Solve tan^2a=tanbtanc: Prove and Simplify

[shravan]

sin(a+b)/sin(a+c)=[ sin(2b)/sin(2c)]^(1/2)
then prove tan^2a=tanbtanc
I have reached till {tan(a)cos(b)+ sin(b)} * {sin(c)cos(c)}^(1/2)=
{tan(a)cos(c)+sin(c)}* { sin(b) cos(b)}^(1/2)

 

[marlon]

sin(a+b)/sin(a+c)=[ sin(2b)/sin(2c)]^(1/2)
then prove tan^2a=tanbtanc
I have reached till {tan(a)cos(b)+ sin(b)} * {sin(c)cos(c)}^(1/2)=
{tan(a)cos(c)+sin(c)}* { sin(b) cos(b)}^(1/2)

Can you assume that a+b+c = 180 degrees ?

I think there is something missing in your question. How elese can you prove the first equality ?
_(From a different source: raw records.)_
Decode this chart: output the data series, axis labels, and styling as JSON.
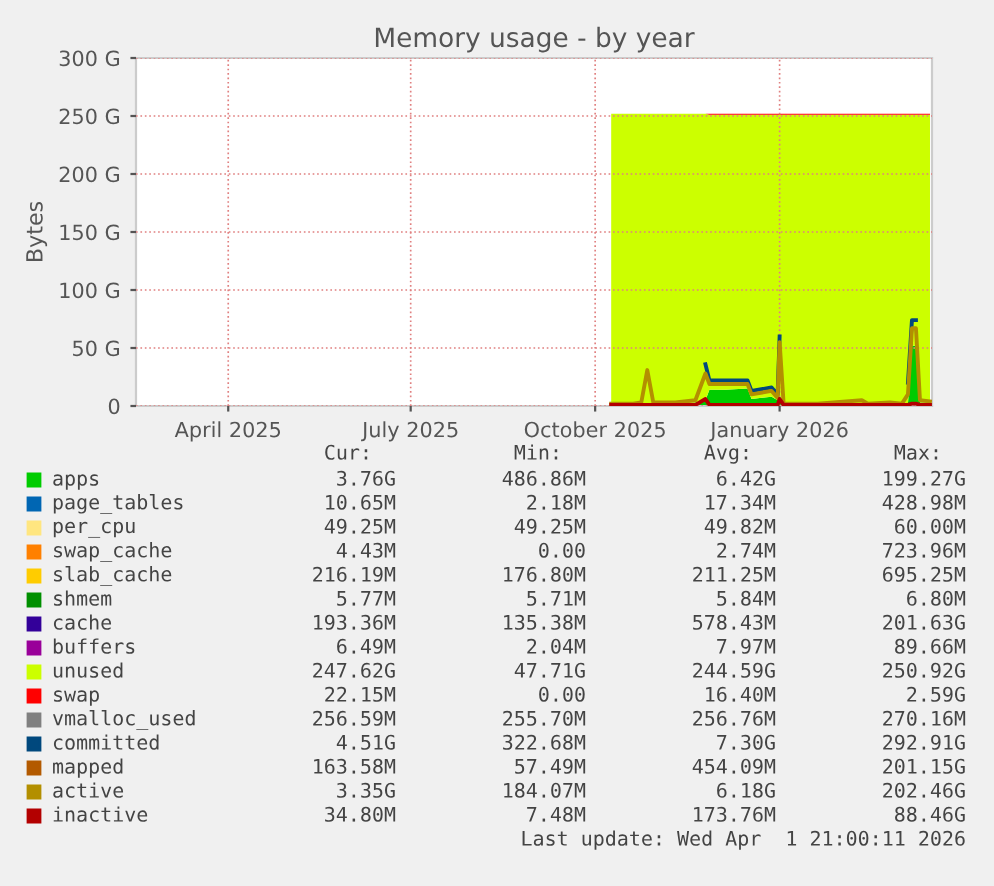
{
  "chart_data": {
    "type": "area",
    "title": "Memory usage - by year",
    "ylabel": "Bytes",
    "stacked": true,
    "grid": true,
    "legend": "bottom",
    "x": [
      "2025-10-09",
      "2025-10-20",
      "2025-10-24",
      "2025-10-27",
      "2025-10-30",
      "2025-11-10",
      "2025-11-20",
      "2025-11-25",
      "2025-11-27",
      "2025-12-05",
      "2025-12-16",
      "2025-12-18",
      "2025-12-28",
      "2025-12-31",
      "2026-01-01",
      "2026-01-03",
      "2026-01-20",
      "2026-02-11",
      "2026-02-14",
      "2026-02-25",
      "2026-03-03",
      "2026-03-06",
      "2026-03-08",
      "2026-03-10",
      "2026-03-12",
      "2026-03-17"
    ],
    "xlim": [
      "2025-02-14",
      "2026-03-18"
    ],
    "xticks": [
      {
        "value": "2025-04-01",
        "label": "April 2025"
      },
      {
        "value": "2025-07-01",
        "label": "July 2025"
      },
      {
        "value": "2025-10-01",
        "label": "October 2025"
      },
      {
        "value": "2026-01-01",
        "label": "January 2026"
      }
    ],
    "ylim": [
      0,
      300
    ],
    "yticks": [
      0,
      {
        "value": 50,
        "label": "50 G"
      },
      {
        "value": 100,
        "label": "100 G"
      },
      {
        "value": 150,
        "label": "150 G"
      },
      {
        "value": 200,
        "label": "200 G"
      },
      {
        "value": 250,
        "label": "250 G"
      },
      {
        "value": 300,
        "label": "300 G"
      }
    ],
    "series": [
      {
        "name": "apps",
        "color": "#00cc00",
        "values": [
          1,
          1,
          1,
          2,
          1,
          2,
          3,
          5,
          14,
          14,
          15,
          6,
          8,
          5,
          10,
          1,
          1,
          2,
          1,
          1,
          1,
          2,
          52,
          52,
          3,
          3
        ]
      },
      {
        "name": "page_tables",
        "color": "#0066b3",
        "values": [
          null,
          null,
          null,
          null,
          null,
          null,
          null,
          null,
          null,
          null,
          null,
          null,
          null,
          null,
          null,
          null,
          null,
          null,
          null,
          null,
          null,
          null,
          null,
          null,
          null,
          null
        ]
      },
      {
        "name": "per_cpu",
        "color": "#ffe680",
        "values": [
          null,
          null,
          null,
          null,
          null,
          null,
          null,
          null,
          null,
          null,
          null,
          null,
          null,
          null,
          null,
          null,
          null,
          null,
          null,
          null,
          null,
          null,
          null,
          null,
          null,
          null
        ]
      },
      {
        "name": "swap_cache",
        "color": "#ff8000",
        "values": [
          null,
          null,
          null,
          null,
          null,
          null,
          null,
          null,
          null,
          null,
          null,
          null,
          null,
          null,
          null,
          null,
          null,
          null,
          null,
          null,
          null,
          null,
          null,
          null,
          null,
          null
        ]
      },
      {
        "name": "slab_cache",
        "color": "#ffcc00",
        "values": [
          null,
          null,
          null,
          null,
          null,
          null,
          null,
          null,
          null,
          null,
          null,
          null,
          null,
          null,
          null,
          null,
          null,
          null,
          null,
          null,
          null,
          null,
          null,
          null,
          null,
          null
        ]
      },
      {
        "name": "shmem",
        "color": "#008f00",
        "values": [
          null,
          null,
          null,
          null,
          null,
          null,
          null,
          null,
          null,
          null,
          null,
          null,
          null,
          null,
          null,
          null,
          null,
          null,
          null,
          null,
          null,
          null,
          null,
          null,
          null,
          null
        ]
      },
      {
        "name": "cache",
        "color": "#330099",
        "values": [
          null,
          null,
          null,
          null,
          null,
          null,
          null,
          null,
          null,
          null,
          null,
          null,
          null,
          null,
          null,
          null,
          null,
          null,
          null,
          null,
          null,
          null,
          null,
          null,
          null,
          null
        ]
      },
      {
        "name": "buffers",
        "color": "#990099",
        "values": [
          null,
          null,
          null,
          null,
          null,
          null,
          null,
          null,
          null,
          null,
          null,
          null,
          null,
          null,
          null,
          null,
          null,
          null,
          null,
          null,
          null,
          null,
          null,
          null,
          null,
          null
        ]
      },
      {
        "name": "unused",
        "color": "#ccff00",
        "values": [
          251,
          251,
          251,
          250,
          251,
          250,
          249,
          247,
          237,
          237,
          236,
          245,
          243,
          246,
          241,
          250,
          250,
          249,
          250,
          250,
          250,
          249,
          199,
          199,
          248,
          248
        ]
      },
      {
        "name": "swap",
        "color": "#ff0000",
        "values": [
          0,
          0,
          0,
          0,
          0,
          0,
          0,
          0,
          1,
          1,
          1,
          1,
          1,
          1,
          1,
          1,
          1,
          1,
          1,
          1,
          1,
          1,
          1,
          1,
          1,
          1
        ]
      },
      {
        "name": "vmalloc_used",
        "color": "#808080",
        "type": "line",
        "values": [
          null,
          null,
          null,
          null,
          null,
          null,
          null,
          null,
          null,
          null,
          null,
          null,
          null,
          null,
          null,
          null,
          null,
          null,
          null,
          null,
          null,
          null,
          null,
          null,
          null,
          null
        ]
      },
      {
        "name": "committed",
        "color": "#00487d",
        "type": "line",
        "values": [
          null,
          null,
          null,
          null,
          null,
          null,
          null,
          36,
          22,
          22,
          22,
          13,
          16,
          10,
          60,
          null,
          null,
          null,
          null,
          null,
          null,
          20,
          74,
          74,
          null,
          null
        ]
      },
      {
        "name": "mapped",
        "color": "#b35a00",
        "type": "line",
        "values": [
          null,
          null,
          null,
          null,
          null,
          null,
          null,
          null,
          null,
          null,
          null,
          null,
          null,
          null,
          null,
          null,
          null,
          null,
          null,
          null,
          null,
          null,
          null,
          null,
          null,
          null
        ]
      },
      {
        "name": "active",
        "color": "#b38f00",
        "type": "line",
        "values": [
          2,
          2,
          3,
          31,
          3,
          3,
          5,
          28,
          19,
          19,
          19,
          10,
          13,
          7,
          55,
          2,
          2,
          5,
          2,
          3,
          2,
          10,
          67,
          67,
          5,
          4
        ]
      },
      {
        "name": "inactive",
        "color": "#b30000",
        "type": "line",
        "values": [
          1,
          1,
          1,
          1,
          1,
          1,
          1,
          6,
          1,
          1,
          1,
          1,
          1,
          1,
          6,
          1,
          1,
          1,
          1,
          1,
          1,
          1,
          2,
          2,
          1,
          1
        ]
      }
    ],
    "annotations": [
      "Cur:",
      "Min:",
      "Avg:",
      "Max:",
      "3.76G",
      "486.86M",
      "6.42G",
      "199.27G",
      "10.65M",
      "2.18M",
      "17.34M",
      "428.98M",
      "49.25M",
      "49.25M",
      "49.82M",
      "60.00M",
      "4.43M",
      "0.00",
      "2.74M",
      "723.96M",
      "216.19M",
      "176.80M",
      "211.25M",
      "695.25M",
      "5.77M",
      "5.71M",
      "5.84M",
      "6.80M",
      "193.36M",
      "135.38M",
      "578.43M",
      "201.63G",
      "6.49M",
      "2.04M",
      "7.97M",
      "89.66M",
      "247.62G",
      "47.71G",
      "244.59G",
      "250.92G",
      "22.15M",
      "0.00",
      "16.40M",
      "2.59G",
      "256.59M",
      "255.70M",
      "256.76M",
      "270.16M",
      "4.51G",
      "322.68M",
      "7.30G",
      "292.91G",
      "163.58M",
      "57.49M",
      "454.09M",
      "201.15G",
      "3.35G",
      "184.07M",
      "6.18G",
      "202.46G",
      "34.80M",
      "7.48M",
      "173.76M",
      "88.46G",
      "Last update: Wed Apr  1 21:00:11 2026"
    ]
  }
}
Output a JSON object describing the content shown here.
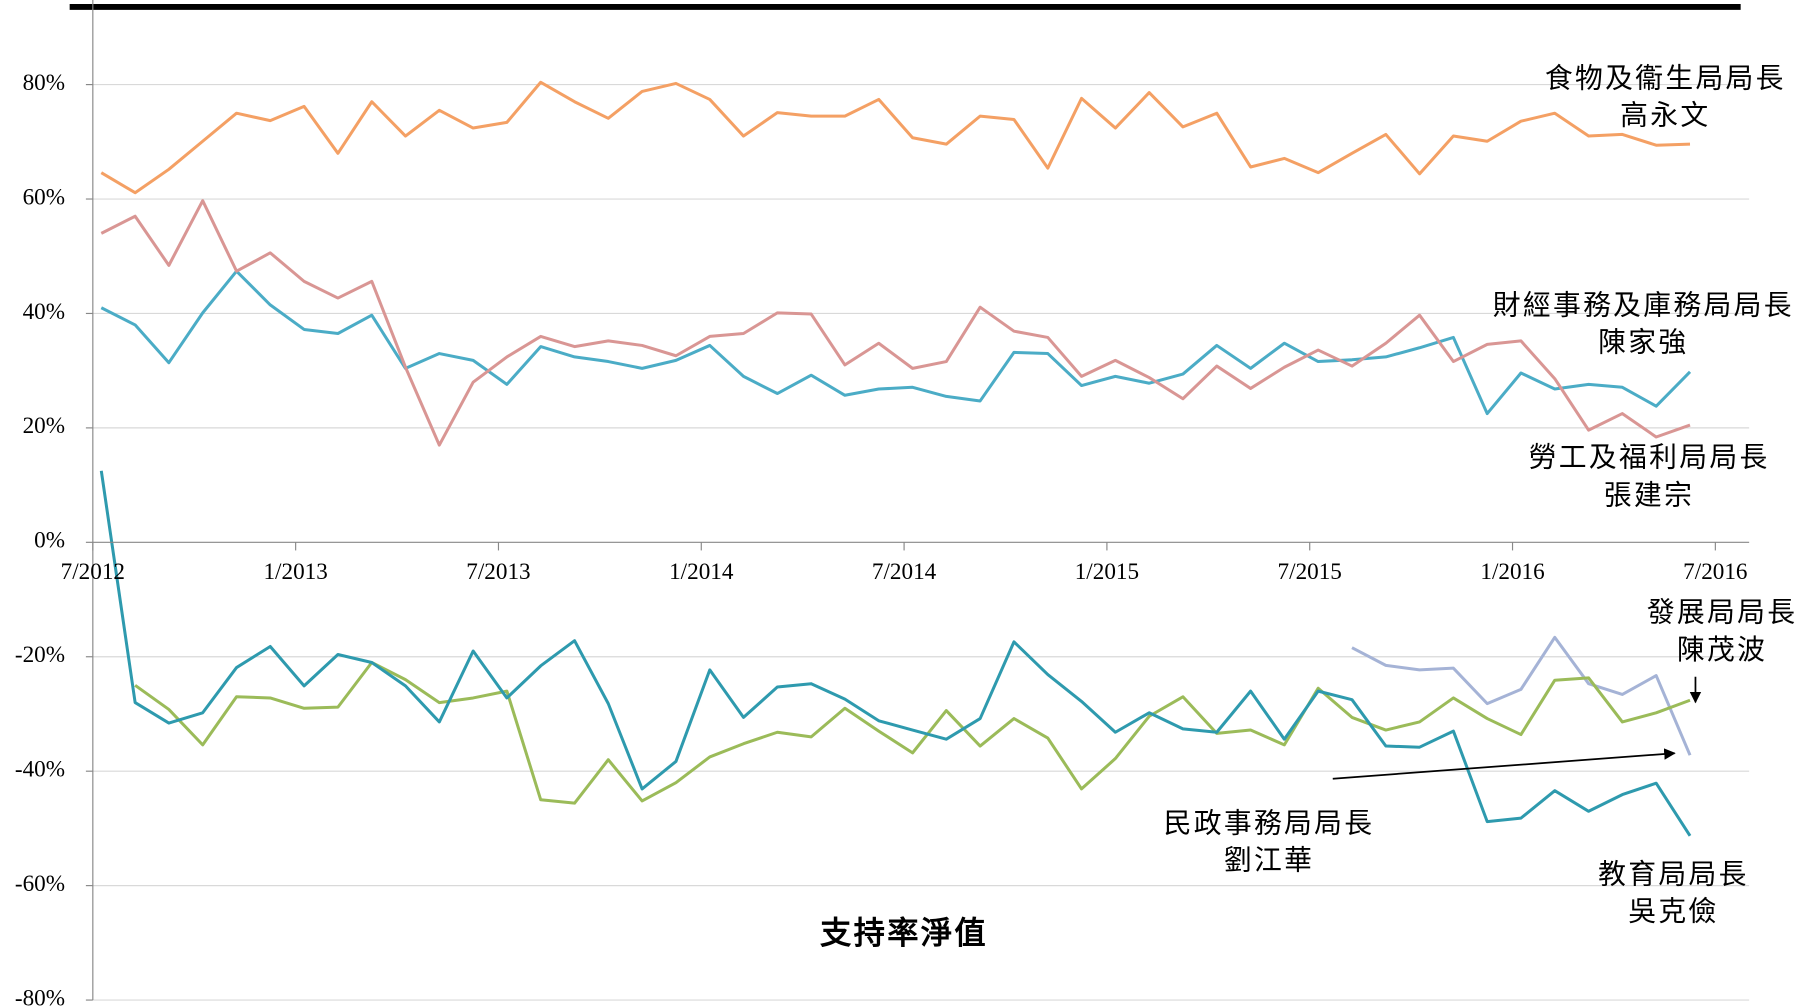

Or is it given ? In that case, you can find a connection between the angles by manipulating this first equality.

marlon

 

[Gale]

you have all the info you need. i squared everything, and then solved for tan^2a. its messy, but it does work out. when you square it all, the tana terms cancel. and then you just have to factor and divide ect.

 

[shravan]

no there is no relation between the angles.the relation given is not going to help much. I think I will be getting a method for that sum.however thank u

 

[Gale]

it works out. i said that already. just keep trucking. like i said, square everything and start gathering terms. its just a lot of math, but it does work.

 

[NogardMX]

try using some of these identities

Tan=cos/sin

Sin(a+b)=
SinaCosb+CosaSinb

Cos(a+b)
CosaCosb-SinaSinb

ya that's my knowledge of trig

 

[Gale]

the OP already used those identities. the only other identy needed is knowing tanx= sinx/cosx. otherwise its all just rearranging the equation.